2022-09-15

What is a confidence interval?

  • A confidence level is the probability that a dependent variable will fall between a set of acceptable values for a given independent measurement.

  • For example, if the height of a tree is being estimated from its girth, one can calculate the height confidence interval from existing data at a 95% confidence level.

  • A confidence interval is the range of values a measurement can be expected to be found for a certain confidence level. The higher the confidence level, the wider the confidence interval. This can be seen in the following confidence bands using the linear regression function.

Creating a linear model between perimeter and area of a petroleum core

mod = lm(area ~ peri, data=rock)
x = rock$peri; y = rock$area

xax <- list(
  title = "Perimeter in pixels",
  titlefont = list(family="Modern Computer Roman")
)
yax <- list(
  title="Area of pores space in pixels squared",
  titlefont = list(family="Modern Computer Roman")
)
fig <- plot_ly(x=x, y=y, type="scatter", mode="markers", name="data",
               width=800, height=430) %>% 
              add_lines(x = x, y= fitted(mod), name="fitted") %>%
              layout(xaxis = xax, yaxis = yax)

Using plotly to plot a relationship between two variables

Using ggplot to construct a confidence interval band

g1 <- ggplot(data = rock, aes(x = peri, y = area)) + geom_point()
g <- g1 + geom_smooth(formula = y ~ x, method="lm", level=0.95) + 
  theme_bw() +
  xlab("Perimeter in pixels") +
  ylab("Area in pixels squared")

Linear regression with a 95% confidence band

Linear regression with a 99.9% confidence band

How to calculate the standard deviation

-Before the confidence interval can be calculated, one must determine the standard deviation of the data points.

\({S_{x}=\sqrt{\sum_i^n {(x_i-\overline{x})^2} \over {n-1}}}\)

-where \({S_{x}}\) is the sample standard deviation, \({n}\) is the number of data points, \({x_i}\) is each data value, and \({\overline{x}}\) is the average of the data points.

-The standard deviation is the measure of deviation from the average value and represents the square root of the variance in a Gaussian distribution.
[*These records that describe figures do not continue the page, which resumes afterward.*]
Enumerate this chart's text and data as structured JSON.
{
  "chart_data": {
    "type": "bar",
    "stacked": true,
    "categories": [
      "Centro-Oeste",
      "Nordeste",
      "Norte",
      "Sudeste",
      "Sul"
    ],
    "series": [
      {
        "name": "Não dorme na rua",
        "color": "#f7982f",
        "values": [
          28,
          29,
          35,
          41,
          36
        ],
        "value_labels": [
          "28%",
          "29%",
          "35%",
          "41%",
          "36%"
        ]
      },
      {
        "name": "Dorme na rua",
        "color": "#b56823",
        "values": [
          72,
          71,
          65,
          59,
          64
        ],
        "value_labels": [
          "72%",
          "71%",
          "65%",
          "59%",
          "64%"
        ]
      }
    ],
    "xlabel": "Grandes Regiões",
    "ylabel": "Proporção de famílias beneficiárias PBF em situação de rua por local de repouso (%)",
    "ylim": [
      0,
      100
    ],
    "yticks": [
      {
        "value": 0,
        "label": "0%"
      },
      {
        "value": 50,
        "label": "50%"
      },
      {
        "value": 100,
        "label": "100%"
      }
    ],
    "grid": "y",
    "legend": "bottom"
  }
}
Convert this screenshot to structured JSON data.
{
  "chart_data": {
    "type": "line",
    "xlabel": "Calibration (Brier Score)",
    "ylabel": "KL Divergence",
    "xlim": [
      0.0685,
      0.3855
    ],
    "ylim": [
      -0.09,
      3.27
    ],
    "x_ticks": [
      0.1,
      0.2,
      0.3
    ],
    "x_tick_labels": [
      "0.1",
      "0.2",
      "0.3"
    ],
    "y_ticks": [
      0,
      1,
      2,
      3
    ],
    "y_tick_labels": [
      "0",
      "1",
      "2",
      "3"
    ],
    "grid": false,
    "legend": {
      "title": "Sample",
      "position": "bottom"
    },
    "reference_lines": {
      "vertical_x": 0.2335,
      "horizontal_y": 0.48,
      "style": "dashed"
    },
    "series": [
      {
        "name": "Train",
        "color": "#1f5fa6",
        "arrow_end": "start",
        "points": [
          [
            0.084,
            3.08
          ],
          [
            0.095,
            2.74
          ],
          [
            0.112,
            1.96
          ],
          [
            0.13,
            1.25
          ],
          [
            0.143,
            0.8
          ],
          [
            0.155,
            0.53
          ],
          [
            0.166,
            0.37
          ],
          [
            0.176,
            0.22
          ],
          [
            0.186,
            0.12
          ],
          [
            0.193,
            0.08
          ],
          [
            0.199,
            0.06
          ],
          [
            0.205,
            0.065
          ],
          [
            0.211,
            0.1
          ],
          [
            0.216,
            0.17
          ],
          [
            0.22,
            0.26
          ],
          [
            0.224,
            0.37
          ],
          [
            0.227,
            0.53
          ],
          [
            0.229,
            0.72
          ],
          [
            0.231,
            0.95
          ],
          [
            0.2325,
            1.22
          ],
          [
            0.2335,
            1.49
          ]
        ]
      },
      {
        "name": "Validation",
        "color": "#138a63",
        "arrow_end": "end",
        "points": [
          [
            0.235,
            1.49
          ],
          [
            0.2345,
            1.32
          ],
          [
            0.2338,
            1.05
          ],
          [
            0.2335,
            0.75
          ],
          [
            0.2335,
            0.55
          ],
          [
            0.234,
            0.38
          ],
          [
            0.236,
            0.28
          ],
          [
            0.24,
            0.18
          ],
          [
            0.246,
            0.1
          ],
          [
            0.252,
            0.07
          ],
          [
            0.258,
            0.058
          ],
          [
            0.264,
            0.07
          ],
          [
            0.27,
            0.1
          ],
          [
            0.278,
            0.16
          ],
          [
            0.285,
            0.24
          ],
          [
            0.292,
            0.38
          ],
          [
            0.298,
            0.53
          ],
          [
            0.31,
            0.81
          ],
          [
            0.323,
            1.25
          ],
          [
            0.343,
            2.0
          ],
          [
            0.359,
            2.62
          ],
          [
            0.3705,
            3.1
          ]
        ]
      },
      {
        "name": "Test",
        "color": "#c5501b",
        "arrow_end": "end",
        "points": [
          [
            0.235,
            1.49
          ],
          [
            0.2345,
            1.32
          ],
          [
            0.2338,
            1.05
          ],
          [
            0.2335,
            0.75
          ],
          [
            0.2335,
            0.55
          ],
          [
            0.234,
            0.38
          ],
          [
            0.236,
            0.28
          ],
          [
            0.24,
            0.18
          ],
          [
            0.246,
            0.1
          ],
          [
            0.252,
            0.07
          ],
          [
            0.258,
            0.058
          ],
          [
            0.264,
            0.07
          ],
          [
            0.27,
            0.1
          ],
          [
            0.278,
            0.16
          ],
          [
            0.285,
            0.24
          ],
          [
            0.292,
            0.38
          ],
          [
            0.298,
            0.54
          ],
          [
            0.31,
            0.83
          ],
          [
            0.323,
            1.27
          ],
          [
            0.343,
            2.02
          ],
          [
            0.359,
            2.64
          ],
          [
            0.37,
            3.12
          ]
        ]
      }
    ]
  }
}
How to calculate the confidence interval

-Then determine the confidence interval using the corresponding “t” value (for small numbers of measurements) or the “z” score (for a large number of measurements), which is a statistical measure of how far away from the mean an observation will be in a Gaussian-like distribution.

-This can be determined easily from tables online.

\({CI = \overline{x}\pm z{s\over{\sqrt{n}}}}\)

-where \(CI\) is either the maximum or minimum bound of the convidence interval, \(\overline{x}\) is the sample mean, \(z\) is the “t” or “z” value, \(s\) is the sample deviation calculated earlier, and \(n\) is the sample size.